わたしは美容院の見習いです。 転職が5回めです。 働いて二ヵ月くらいすると、職場のお店に行けなくなります。お客さまとの会話をうまくつなげられないのです。 お客さまに何か話しかけることができません。 お客さまが、こうしてほしいという希望のことを話しても、すぐに明るく反応できないのです。
わたしは、人と話をしても話をしているフリをしています。 人の話も聞いているフリをします。声は聞こえています。 話されている言葉の中に分かる言葉と分からない言葉があります。 お客さまが希望の髪形や完成のイメージを話す言葉も、聞いていない言葉があるのではないか?と頭の中がまっ白になります。
一日の仕事が終わって、反省会をします。 先輩の女性が「お客さまの山田順子さんのご希望はどういうものでしたか?」と質問します。 わたしよりも若い女の子は、すぐにくわしく説明します。 わたしは、説明のための言葉が何も出てこないのです。 お客さまの言葉も忘れています。お客さまのヘアスタイルのイメージも思い浮びません。 わたしは、年の若い女の子に嫉妬します。そしてその女の子を憎むのです。
美容のお店には、親切な女性の先輩がいます。 美容の技術の腕を磨くために、特別にレッスンをしてくれます。 就業後の時間です。 わたしは、その先輩がおこなって見せてくれる手の動きやハサミ、レザーなどの使い方は目で見ていてよく分かります。 しかしその全部を憶えられないのです。なんど見ても憶えられません。そして間違ったやり方をしてしまいます。 先輩は、顔はにこにこと笑っています。先輩は、もういちど言葉でおさらいをしてくれます。復唱するわたしの声はヨソの人が話しているように聞こえます。テープレコーダーに録音して再生しているしゃべり方のようです。 憶えられていない言葉がいくつもあるのに気づきます。

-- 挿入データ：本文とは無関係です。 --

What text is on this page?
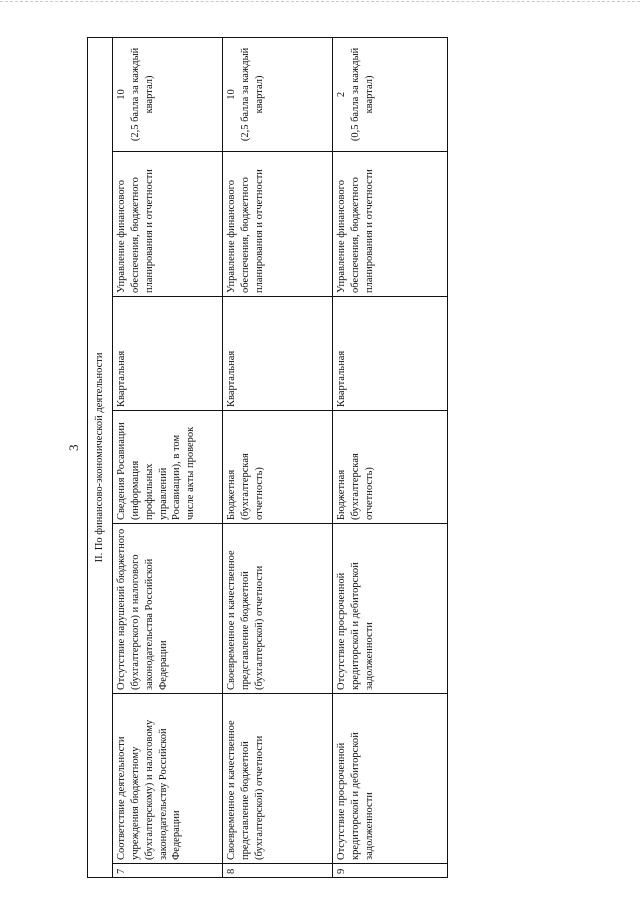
3 II. По финансово-экономической деятельности						
7	Соответствие деятельности учреждения бюджетному (бухгалтерскому) и налоговому законодательству Российской Федерации	Отсутствие нарушений бюджетного (бухгалтерского) и налогового законодательства Российской Федерации	Сведения Росавиации (информация профильных управлений Росавиации), в том числе акты проверок	Квартальная	Управление финансового обеспечения, бюджетного планирования и отчетности	10 (2,5 балла за каждый квартал)

8	Своевременное и качественное представление бюджетной (бухгалтерской) отчетности	Своевременное и качественное представление бюджетной (бухгалтерской) отчетности	Бюджетная (бухгалтерская отчетность)	Квартальная	Управление финансового обеспечения, бюджетного планирования и отчетности	10 (2,5 балла за каждый квартал)

9	Отсутствие просроченной кредиторской и дебиторской задолженности	Отсутствие просроченной кредиторской и дебиторской задолженности	Бюджетная (бухгалтерская отчетность)	Квартальная	Управление финансового обеспечения, бюджетного планирования и отчетности	2 (0,5 балла за каждый квартал)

春賀喜多子さん(24歳・仮名)の物語です。 人間の脳は、食欲などの欲や感情をエネルギー源にして働きます。 この欲や感情をすぐに受けとるのが、目、耳、舌、鼻、皮膚など五官の知覚です。この五感覚は、「遠くのもの」か「近くのもの」を認知します。 人間は、遠くまで歩いていって欲求の対象をとらえて自分のものにします。 そして生きていくのです。